Víctor sale caminando por la entrada central. Ya esta afuera una vez más. Es sábado así que no hay mucho movimiento en la avenida 520, solo un par de personas esperan el colectivo Oeste. En la semana hay mucho movimiento en esta cuadra, vendedores ambulantes y canillitas que buscan el mango del día.
El almacén queda en la esquina. Pero, para su desatino, lo encuentra cerrado. Protesta porque tendrá que esperar hasta mañana para volver a fumar. Decide emprender su regreso a la sala cuando, en el camino, se encuentra una mujer sentada en el cordón de la calle fumando. Casi por instinto se sienta junto a ella.

-¿Me convidas una pitada?- le dice Víctor, introvertido y dubitativo.
-No. Este es el pucho de hoy. No jodas- le contesta la mujer, una señora muy blanca con los ojos derramados, con un pañuelo en la cabeza y manos temblorosas.
-Si me convidas, mañana te convido.
-¡No!- contesta de manera rotunda la mujer, un poco histérica por la solicitud.

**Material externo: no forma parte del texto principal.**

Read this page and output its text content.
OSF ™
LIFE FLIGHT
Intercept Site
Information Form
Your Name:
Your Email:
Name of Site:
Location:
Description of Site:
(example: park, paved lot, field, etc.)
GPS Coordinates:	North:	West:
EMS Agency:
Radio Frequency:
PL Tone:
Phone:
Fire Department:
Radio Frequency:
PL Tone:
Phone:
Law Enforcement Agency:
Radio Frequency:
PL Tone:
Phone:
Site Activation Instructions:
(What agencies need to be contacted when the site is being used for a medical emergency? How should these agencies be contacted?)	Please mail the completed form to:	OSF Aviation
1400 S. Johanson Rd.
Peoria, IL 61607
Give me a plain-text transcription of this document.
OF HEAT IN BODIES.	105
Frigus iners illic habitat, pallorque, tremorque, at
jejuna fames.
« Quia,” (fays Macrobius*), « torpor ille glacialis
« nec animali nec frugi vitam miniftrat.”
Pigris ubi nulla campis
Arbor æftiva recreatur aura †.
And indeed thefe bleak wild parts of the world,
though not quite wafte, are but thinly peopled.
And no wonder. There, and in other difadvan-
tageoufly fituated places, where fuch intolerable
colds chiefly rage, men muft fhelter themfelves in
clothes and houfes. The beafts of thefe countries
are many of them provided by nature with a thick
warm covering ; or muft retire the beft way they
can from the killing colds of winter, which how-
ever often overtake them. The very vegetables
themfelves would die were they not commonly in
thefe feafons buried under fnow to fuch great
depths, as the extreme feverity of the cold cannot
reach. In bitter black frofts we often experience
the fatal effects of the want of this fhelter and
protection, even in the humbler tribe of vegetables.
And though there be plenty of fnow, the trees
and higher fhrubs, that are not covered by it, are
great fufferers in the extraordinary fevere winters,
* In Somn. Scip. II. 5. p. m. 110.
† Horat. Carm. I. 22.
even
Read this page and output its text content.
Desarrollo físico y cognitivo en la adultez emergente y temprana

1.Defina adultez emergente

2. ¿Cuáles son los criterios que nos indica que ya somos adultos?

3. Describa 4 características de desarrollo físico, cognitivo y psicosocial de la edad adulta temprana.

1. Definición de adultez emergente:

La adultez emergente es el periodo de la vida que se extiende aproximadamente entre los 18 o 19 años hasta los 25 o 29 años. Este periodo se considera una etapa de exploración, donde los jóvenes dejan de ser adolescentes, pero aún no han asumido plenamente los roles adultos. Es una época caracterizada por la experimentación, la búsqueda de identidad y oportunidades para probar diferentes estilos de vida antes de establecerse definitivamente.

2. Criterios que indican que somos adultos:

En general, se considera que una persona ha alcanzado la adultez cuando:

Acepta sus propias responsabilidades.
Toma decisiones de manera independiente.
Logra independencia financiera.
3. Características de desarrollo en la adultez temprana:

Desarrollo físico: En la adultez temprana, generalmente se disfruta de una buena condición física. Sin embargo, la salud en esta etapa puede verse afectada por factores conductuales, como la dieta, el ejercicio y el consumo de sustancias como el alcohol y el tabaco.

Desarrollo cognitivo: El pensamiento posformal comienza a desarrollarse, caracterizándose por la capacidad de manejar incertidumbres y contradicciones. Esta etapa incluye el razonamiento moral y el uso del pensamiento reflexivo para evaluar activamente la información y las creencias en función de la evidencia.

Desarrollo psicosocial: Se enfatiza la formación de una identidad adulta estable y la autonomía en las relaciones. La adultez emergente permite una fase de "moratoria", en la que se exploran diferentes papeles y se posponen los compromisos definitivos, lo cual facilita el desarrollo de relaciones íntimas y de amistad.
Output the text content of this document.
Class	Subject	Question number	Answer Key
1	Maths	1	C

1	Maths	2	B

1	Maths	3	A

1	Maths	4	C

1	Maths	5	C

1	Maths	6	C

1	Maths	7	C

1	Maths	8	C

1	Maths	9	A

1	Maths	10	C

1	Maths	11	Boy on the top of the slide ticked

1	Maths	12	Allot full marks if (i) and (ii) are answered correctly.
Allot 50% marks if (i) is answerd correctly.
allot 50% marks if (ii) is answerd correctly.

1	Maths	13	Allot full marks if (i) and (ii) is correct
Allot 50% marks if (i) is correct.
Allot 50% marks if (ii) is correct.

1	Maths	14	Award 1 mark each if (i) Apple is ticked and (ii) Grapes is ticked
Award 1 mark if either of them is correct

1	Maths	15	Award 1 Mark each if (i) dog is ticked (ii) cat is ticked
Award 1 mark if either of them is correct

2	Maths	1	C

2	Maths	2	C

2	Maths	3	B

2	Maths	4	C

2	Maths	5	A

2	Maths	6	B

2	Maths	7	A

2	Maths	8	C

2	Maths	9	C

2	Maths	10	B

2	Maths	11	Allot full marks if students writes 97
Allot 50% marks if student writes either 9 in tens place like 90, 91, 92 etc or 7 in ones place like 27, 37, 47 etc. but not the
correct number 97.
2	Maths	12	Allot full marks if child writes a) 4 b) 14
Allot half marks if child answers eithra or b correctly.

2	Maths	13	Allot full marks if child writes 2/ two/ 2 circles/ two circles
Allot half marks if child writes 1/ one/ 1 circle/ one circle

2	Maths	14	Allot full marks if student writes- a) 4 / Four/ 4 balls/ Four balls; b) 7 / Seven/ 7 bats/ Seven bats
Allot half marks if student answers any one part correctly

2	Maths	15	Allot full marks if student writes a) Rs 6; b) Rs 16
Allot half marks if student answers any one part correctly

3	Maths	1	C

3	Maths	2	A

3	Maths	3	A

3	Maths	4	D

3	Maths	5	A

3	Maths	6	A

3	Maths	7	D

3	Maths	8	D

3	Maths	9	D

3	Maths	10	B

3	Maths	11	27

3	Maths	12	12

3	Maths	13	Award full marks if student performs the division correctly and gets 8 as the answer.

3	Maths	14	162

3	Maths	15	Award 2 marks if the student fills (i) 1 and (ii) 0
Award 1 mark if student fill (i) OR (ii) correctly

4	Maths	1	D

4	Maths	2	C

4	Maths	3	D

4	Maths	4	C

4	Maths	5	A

Resignado Víctor se levanta y se va, para problemas con las mujeres ya tuvo bastante con su ex-esposa. No alcanza a dar tres pasos que escucha que la mujer lo llama al grito de “vení che”. Cuando él se da vuelta, ella se levanta y se le acerca

-¿Cómo te llamas?- le pregunta inquisitiva
-Víctor ¿vos?
-Claudia, toma- le acerca el cigarrillo a la boca, el pucho esta casi consumido.

Víctor pita una, dos veces, le dice gracias y retoma su camino al saludo de un “nos vemos”, como diría un amigo, en su tradicional jerga futbolística, “la dejó picando”.
Y así fue. Al otro día, la Claudia, interna de la sala femenina, estaba esperando a Víctor en la puerta de la sala Menéndez. Él no se sorprendió, ella tampoco, era como si el encierro les hubiese clausurado los sentimientos.
Esta vez charlaron un poco, por algún motivo paradójico ninguno de los dos quiso fumar -la causa de su encuentro anterior ahora parecía vetusta-. Víctor contaba que era plomero y que, si bien ya tenía el alta, no se podía ir, ya que no tenía adonde ni con quien, todavía esperaba la llegada de sus hermanas que le habían prometido llevárselo de este aislamiento. Pero la charla se fue poniendo más tensa, ella empezó con preguntas y acusaciones algo posesivas “¿qué hiciste hoy?“, “¿Por qué no me fuiste a visitar?”, “Vos siempre lo mismo”. Víctor se sintió presionado, entonces sacó un cigarrillo del bolsillo y se lo arrojó.

-Estamos a mano- le dijo desafiante. Luego dio media vuelta y volvió con Pucheta que por lo menos no lo acusaba de nada extraño y no lo forzaba con preguntas sin sentido.

A Claudia no la volvió a ver, porque al pabellón de las mujeres era imposible entrar, a menos que seas amigos de los guardias, pero ningún interno es amigo de un guardia.
Como aquella vez que, en frente de los niños y con inusitada violencia, le dijo a su cuñado que lo mataría a golpes, Víctor sintió que había echado todo a perder y que había sido su culpa. Su cuñado era un mal tipo que merecía un “apretón” por pegarle a su mujer, pero este lo terminó acusando y el hecho le jugó muy en contra. Pero la Claudia valía la pena, era diferente, aunque no hablaba mucho y no la conocía del todo, algo le trasmitía. Ya era tarde seguro. Era tarde para cambiar.

Se acostó a dormir la siesta porque afuera llovía a cantaros, el día soleado había pasado, su oportunidad también. Esa noche Julio, el enfermero, le suministró doble dosis de la medicación y lo maniató en la cama porque lo vio muy agitado y nervioso. Víctor, entre el efecto de los barbitúricos y el desamor constante de su existencia, se quedó perdido una vez más en el delirio del hospital. No lloró, no rió, no sintió nada. Es más no se acordó de Claudia, ni de sus hermanas, ni de su cuñado. No por su elección, sino por la del lugar que lo rodeaba. Un lugar para almas solitarias enclaustradas en lo indócil del inconciente. Si ya se, como el sol, solitario y distante de lo que pasa en este mundo, ajeno a esa gente que se auto-clasifica del lado efímero de la cordura, del lado insensato de la razón. A veces, me dijeron, es preferible vivir del otro lado.